Freight News, IT Suppliers, Sea


Maersk, IBM say 94 organizations have joined blockchain trade platform

[ August 16, 2018   //   ]

Reuters reports that shipping group Maersk says 94 companies and organizations have so far joined a blockchain platform developed with IBM that aims at boosting efficiency and limiting the enormous paper trail of global container shipping.

Not since the invention of the container in the 1950s has the industry seen innovation of this scale. The shipping industry has been hampered by the enormous trail of paperwork and bureaucracy due to cross-border trade. But an industry-wide blockchain-based trading platform helps expand transport and logistics business for companies such as Maersk in areas such as freight forwarding and trade finance. It wants to provide end-to-end solutions for customers rather than just shipping a container from port to port.
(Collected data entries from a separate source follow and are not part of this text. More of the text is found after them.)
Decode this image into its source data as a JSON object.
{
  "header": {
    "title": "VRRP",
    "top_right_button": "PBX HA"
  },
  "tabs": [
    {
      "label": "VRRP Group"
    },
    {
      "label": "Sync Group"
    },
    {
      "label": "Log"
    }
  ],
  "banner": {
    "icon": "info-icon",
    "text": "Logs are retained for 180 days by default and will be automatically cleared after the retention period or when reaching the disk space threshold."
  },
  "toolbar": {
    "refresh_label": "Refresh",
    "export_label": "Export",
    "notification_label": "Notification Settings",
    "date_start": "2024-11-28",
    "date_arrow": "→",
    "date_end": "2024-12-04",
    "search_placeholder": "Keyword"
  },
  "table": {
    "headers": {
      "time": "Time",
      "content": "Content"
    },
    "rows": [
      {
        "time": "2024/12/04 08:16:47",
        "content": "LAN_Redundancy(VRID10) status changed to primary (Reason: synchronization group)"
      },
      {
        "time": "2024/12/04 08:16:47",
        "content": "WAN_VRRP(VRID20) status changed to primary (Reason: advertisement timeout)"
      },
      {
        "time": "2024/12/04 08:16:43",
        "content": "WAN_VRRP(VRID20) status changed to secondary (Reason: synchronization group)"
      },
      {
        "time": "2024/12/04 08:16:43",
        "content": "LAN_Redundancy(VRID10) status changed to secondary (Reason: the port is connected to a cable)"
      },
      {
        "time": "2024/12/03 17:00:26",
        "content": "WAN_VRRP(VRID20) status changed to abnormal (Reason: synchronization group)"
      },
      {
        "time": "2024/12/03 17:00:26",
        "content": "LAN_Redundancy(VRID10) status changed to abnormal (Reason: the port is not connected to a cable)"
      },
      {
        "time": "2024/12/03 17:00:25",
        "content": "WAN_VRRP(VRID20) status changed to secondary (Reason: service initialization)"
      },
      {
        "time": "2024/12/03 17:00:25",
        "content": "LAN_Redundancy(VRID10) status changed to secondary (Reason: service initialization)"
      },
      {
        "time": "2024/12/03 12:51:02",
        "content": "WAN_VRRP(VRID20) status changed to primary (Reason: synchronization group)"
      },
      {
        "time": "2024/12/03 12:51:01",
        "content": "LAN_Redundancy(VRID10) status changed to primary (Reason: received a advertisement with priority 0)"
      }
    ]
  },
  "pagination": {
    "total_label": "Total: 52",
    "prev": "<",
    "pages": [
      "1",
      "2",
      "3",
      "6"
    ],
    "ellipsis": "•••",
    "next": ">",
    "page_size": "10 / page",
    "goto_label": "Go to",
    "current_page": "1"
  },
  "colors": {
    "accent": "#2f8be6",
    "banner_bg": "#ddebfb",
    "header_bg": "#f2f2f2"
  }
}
Success of the platform depends on whether Maersk and IBM can convince industry players to sign up.

Port operators in Singapore, Hong Kong and Rotterdam, customs authorities in the Netherlands, Saudi Arabia, Singapore, Australia and Peru, and container carrier Pacific International Lines (PIL) are among the companies and organizations that have joined the platform, Maersk and IBM said in a joint statement. The platform is still in the pilot phase and “is expected to be fully commercially available by the end of this year,” they said.

Blockchain technology powers the digital currency bitcoin and enables data sharing across a network of individual computers. The platform named TradeLens aims to help manage and track the paper trail by digitizing the supply chain process from end to end.

More than $4 trillion in goods are shipped each year, and more than 80% of the goods consumers use daily are carried by the ocean shipping industry, Maersk said earlier this year.